Ларькина фронтовая гимнастерка, орден Красной Звезды и безупречные документы, включая партийный билет, полученный через два месяца после окончания войны, произвели в деканате должное впечатление, его зачислили «в порядке исключения» в середине года на заочное отделение. А когда в летнюю сессию он сдал экзамены за первый курс – перевели на второй курс дневного. Его уже неплохо знали на факультете: массовая демобилизация только начиналась, немногочисленные еще фронтовики были на виду. В первые же дни нового 1946/47 учебного года его избрали в комитет комсомола.

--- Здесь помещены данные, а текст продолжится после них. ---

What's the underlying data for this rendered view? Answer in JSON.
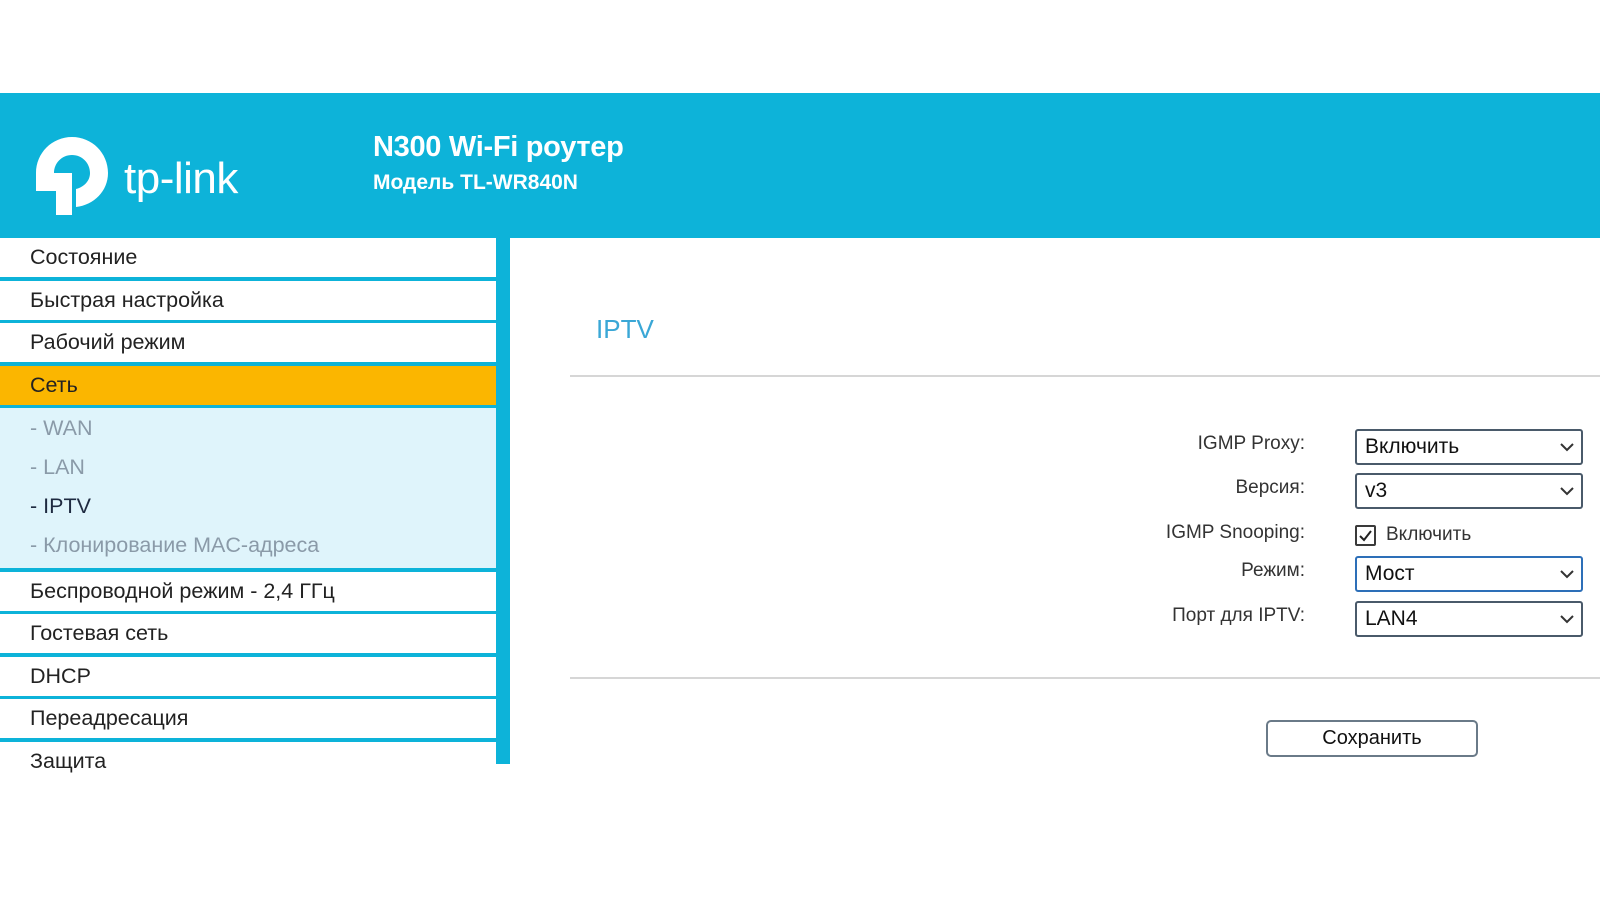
{
  "header": {
    "brand": "tp-link",
    "device_title": "N300 Wi-Fi роутер",
    "device_model": "Модель TL-WR840N"
  },
  "sidebar": {
    "items_before": [
      {
        "label": "Состояние"
      },
      {
        "label": "Быстрая настройка"
      },
      {
        "label": "Рабочий режим"
      }
    ],
    "active": {
      "label": "Сеть"
    },
    "submenu": [
      {
        "label": "- WAN"
      },
      {
        "label": "- LAN"
      },
      {
        "label": "- IPTV",
        "current": true
      },
      {
        "label": "- Клонирование MAC-адреса"
      }
    ],
    "items_after": [
      {
        "label": "Беспроводной режим - 2,4 ГГц"
      },
      {
        "label": "Гостевая сеть"
      },
      {
        "label": "DHCP"
      },
      {
        "label": "Переадресация"
      },
      {
        "label": "Защита"
      }
    ]
  },
  "main": {
    "heading": "IPTV",
    "form": {
      "igmp_proxy": {
        "label": "IGMP Proxy:",
        "value": "Включить"
      },
      "version": {
        "label": "Версия:",
        "value": "v3"
      },
      "igmp_snooping": {
        "label": "IGMP Snooping:",
        "checkbox_label": "Включить",
        "checked": true
      },
      "mode": {
        "label": "Режим:",
        "value": "Мост"
      },
      "iptv_port": {
        "label": "Порт для IPTV:",
        "value": "LAN4"
      }
    },
    "save_label": "Сохранить"
  },
  "colors": {
    "brand_blue": "#0db3d9",
    "active_item": "#fbb600",
    "submenu_bg": "#dff4fb",
    "heading": "#3aa7d6"
  },
  "icons": {
    "logo": "tp-link-logo-icon",
    "dropdown": "chevron-down-icon",
    "checkbox": "check-icon"
  }
}
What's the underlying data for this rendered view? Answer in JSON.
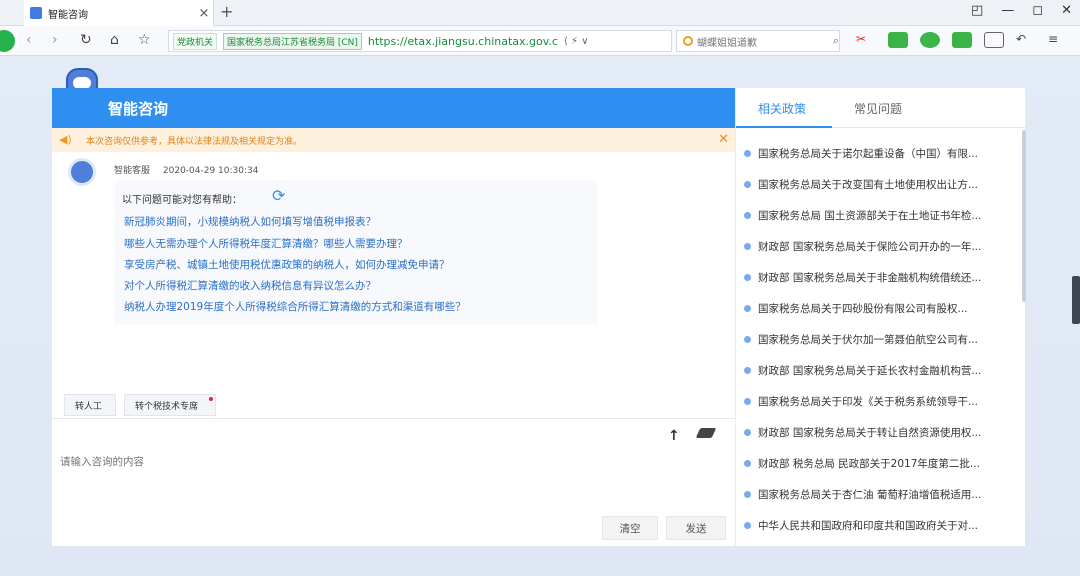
{
  "browser": {
    "tab_title": "智能咨询",
    "tab_close": "×",
    "new_tab": "+",
    "badge_gov": "党政机关",
    "badge_cert": "国家税务总局江苏省税务局 [CN]",
    "url": "https://etax.jiangsu.chinatax.gov.cn",
    "url_tools": "⟨ ⚡ ∨",
    "search_text": "蝴蝶姐姐道歉",
    "controls": {
      "restore": "◰",
      "minimize": "—",
      "maximize": "◻",
      "close": "✕"
    }
  },
  "chat": {
    "title": "智能咨询",
    "notice": "本次咨询仅供参考，具体以法律法规及相关规定为准。",
    "bot_name": "智能客服",
    "timestamp": "2020-04-29 10:30:34",
    "intro": "以下问题可能对您有帮助：",
    "questions": [
      "新冠肺炎期间，小规模纳税人如何填写增值税申报表？",
      "哪些人无需办理个人所得税年度汇算清缴？哪些人需要办理？",
      "享受房产税、城镇土地使用税优惠政策的纳税人，如何办理减免申请？",
      "对个人所得税汇算清缴的收入纳税信息有异议怎么办？",
      "纳税人办理2019年度个人所得税综合所得汇算清缴的方式和渠道有哪些？"
    ],
    "quick_buttons": {
      "transfer": "转人工",
      "expert": "转个税技术专席"
    },
    "input_placeholder": "请输入咨询的内容",
    "clear_label": "清空",
    "send_label": "发送"
  },
  "side": {
    "tab_policy": "相关政策",
    "tab_faq": "常见问题",
    "policies": [
      "国家税务总局关于诺尔起重设备（中国）有限...",
      "国家税务总局关于改变国有土地使用权出让方...",
      "国家税务总局 国土资源部关于在土地证书年检...",
      "财政部 国家税务总局关于保险公司开办的一年...",
      "财政部 国家税务总局关于非金融机构统借统还...",
      "国家税务总局关于四砂股份有限公司有股权...",
      "国家税务总局关于伏尔加一第聂伯航空公司有...",
      "财政部 国家税务总局关于延长农村金融机构营...",
      "国家税务总局关于印发《关于税务系统领导干...",
      "财政部 国家税务总局关于转让自然资源使用权...",
      "财政部 税务总局 民政部关于2017年度第二批...",
      "国家税务总局关于杏仁油 葡萄籽油增值税适用...",
      "中华人民共和国政府和印度共和国政府关于对..."
    ]
  }
}
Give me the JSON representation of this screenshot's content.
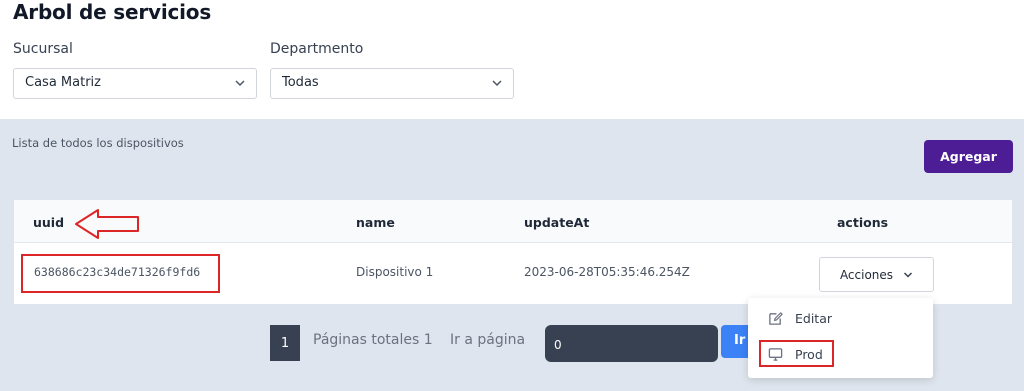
{
  "page": {
    "title": "Arbol de servicios"
  },
  "filters": {
    "sucursal": {
      "label": "Sucursal",
      "value": "Casa Matriz"
    },
    "departamento": {
      "label": "Departmento",
      "value": "Todas"
    }
  },
  "list": {
    "caption": "Lista de todos los dispositivos",
    "add_label": "Agregar",
    "columns": [
      "uuid",
      "name",
      "updateAt",
      "actions"
    ],
    "rows": [
      {
        "uuid": "638686c23c34de71326f9fd6",
        "name": "Dispositivo 1",
        "updateAt": "2023-06-28T05:35:46.254Z",
        "actions_label": "Acciones"
      }
    ]
  },
  "actions_menu": {
    "items": [
      {
        "label": "Editar",
        "icon": "edit-icon"
      },
      {
        "label": "Prod",
        "icon": "monitor-icon"
      }
    ]
  },
  "pagination": {
    "current_page": "1",
    "total_label": "Páginas totales 1",
    "goto_label": "Ir a página",
    "goto_value": "0",
    "go_label": "Ir"
  },
  "colors": {
    "primary": "#4c1d95",
    "go_button": "#3b82f6",
    "panel_bg": "#dfe5ee",
    "highlight": "#dc2626"
  }
}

Через несколько дней он уже представлял молодых коммунистов университета на партактиве, где с докладом выступил Жданов.
Ларька возвращался с партактива, испытывая смешанные чувства.
Или Ахматова… Ахматову Ларька читал мало. Что-то про Павловск: «Всё мне видится Павловск холмистый», «И на медном плече Кифареда красногрудая птичка сидит». Больше он ничего не помнил… Не будем корить его за это: когда ему было читать Ахматову? В восьмом классе? Не успел. В Казахстане? В училище? На фронте? Согласитесь, что в таких обстоятельствах некоторые пробелы в ознакомлении с отечественной классикой простительны. Тем более что Ларька читал многих из тех, названных и неназванных, кого имел в виду Жданов, говоря, что они из того же «безыдейного реакционного болота». Например, Мережковского (в их доме были его романы), Андрея Белого, Блока. Несколько стихотворений Блока Ларька знал наизусть и не без влияния его «масок» сочинял на фронте:
Дым проглатывал всё сразу,Пересвистывались пули,Раздражал моторов вой.Люди головы нагнулиИ, послушные приказу,Снова покатились в бой…И дальше в том же духе. Так что насчет Ахматовой его тоже одолевали кое-какие сомнения. И потом, эти трехэтажные эпитеты… Ларька вспомнил, что в таком же примерно стиле (ну, может, чуть покрепче) изъяснялся в училище их старшина, прибавляя каждый раз: «Я тебя научу любить родину, такой-то ты такой, туды тебя растуды».
«А борщик-то у них по-флотски – без дураков! – безо всякой связи с предыдущим подумал вдруг Ларька. – Не то что в нашей университетской столовке: "ешь-вода, пей-вода"!»
Из дневника:
«22 сент. Зря записывал Жд. докл. Сегодня всё это опубл. в «Лен. правде».
Вечер: смотр, в читалке «Звезду» № 5–6. Там много воен. стихов (пл.), рассказы. Пьеса Малюгина «Стар, друзья» (хор.). Статьи к десятил. смерти Горького (прочесть позже). В рубр. «Детск. лит-ра» «Прикл. обез.» Зощенко: плоская безделка, но без всякой политич. подкладки.
N.B. (в ст. о «Климе Самгине»): кто такие Аким Волынский и Лев Шестов? – спр. у К.»
Ох и завертелась-замельтешила писательская братия! Те, кто по бесталанности ли, или по какой другой причине до той поры особого хода в журналы и издательства не имели, громко и согласно ударяли себя в грудь – дескать, мы-то блюли идейную чистоту! И столь же согласно и истошно предавали анафеме тех, чьи произведения, в стихах ли, в прозе, печатались в журналах, сборниках или, упаси Боже, выходили отдельными книгами и потому как бы занимали то место и поглощали ту бумагу, которые по праву, определенному теперь волей Жданова, принадлежали именно им – нужным и идейным!